[Re] “Towards Understanding Grokking”

Alexander Shabalin*, Ildus Sadrtdinov*, Evgeniy Shabalin
ML Reproducibility Challenge 2022, 2023
Outstanding Paper Honorable Mention
pdf / openreview / code / bibtex

In this work, we attempt to reproduce the results of the NeurIPS 2022 paper “Towards Understanding Grokking: An Effective Theory of Representation Learning”. This study shows that the training process can happen in four regimes: memorization, grokking, comprehension and confusion. We first try to reproduce the results on the toy example described in the paper and then switch to the MNIST dataset. Additionally, we investigate the consistency of phases depending on data and weight initialization and propose smooth phase diagrams for better visual perception.

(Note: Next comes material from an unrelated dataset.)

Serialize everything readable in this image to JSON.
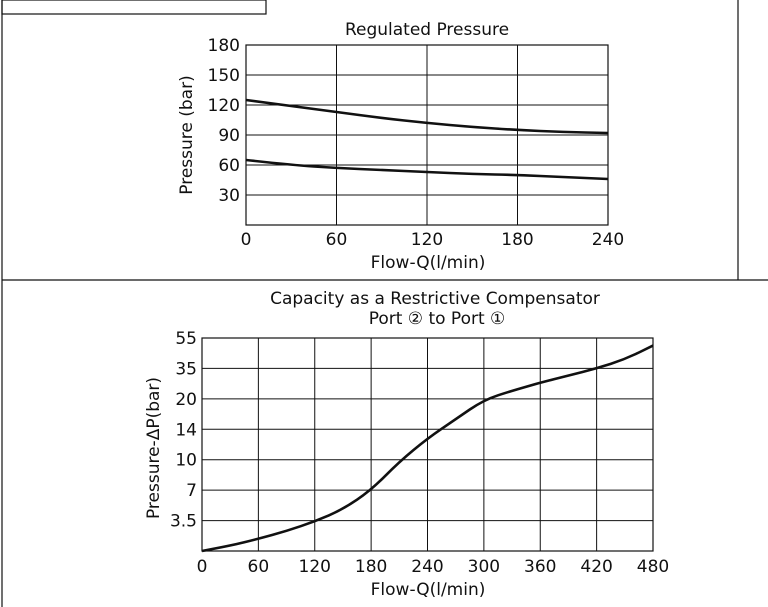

Methodology — There is no open-source code for the paper. Therefore, we re-implemented all described experiments by ourselves. We also used the code provided by the authors to validate training hyperparameters not stated in the paper. As for the computational resources, we spent around 30 CPU and 125 GPU hours on the NVIDIA V100 GPU.

Results — We succeeded in reproducing phase diagrams for the toy example. For the MNIST dataset, we observed a behavior similar to the one from the paper. We used a wider range of hyperparameters leading us to an extra area with the memorization phase. We also argue that the original memorization phase is even more delayed grokking. Therefore, the authors’ findings about the MNIST phases are incomplete.

What was easy — After receiving additional instructions from the authors about the details not mentioned in the paper, the reproduction of all results was easy because the authors put significant work into the setup description. Moreover, it was easy to suggest new experiments, as they followed logically from the previous.

What was difficult — Generally, it was difficult to reproduce the results because some critical hyperparameters (the activation function for the toy model and the batch size for MNIST) were not stated in the paper. Considering MNIST, it took too much time to iterate over all hyperparameters’ values, as grokking requires about 100k training iterations, which is approximately 30 minutes on the V100 GPU.

Communication with original authors — We contacted the authors two times and asked for the validation of the setup. They responded quickly and were very helpful. The authors provided us with the code for the toy example and the MNIST dataset. We did not execute it for our experiments but used it for checking the training details and hyperparameters.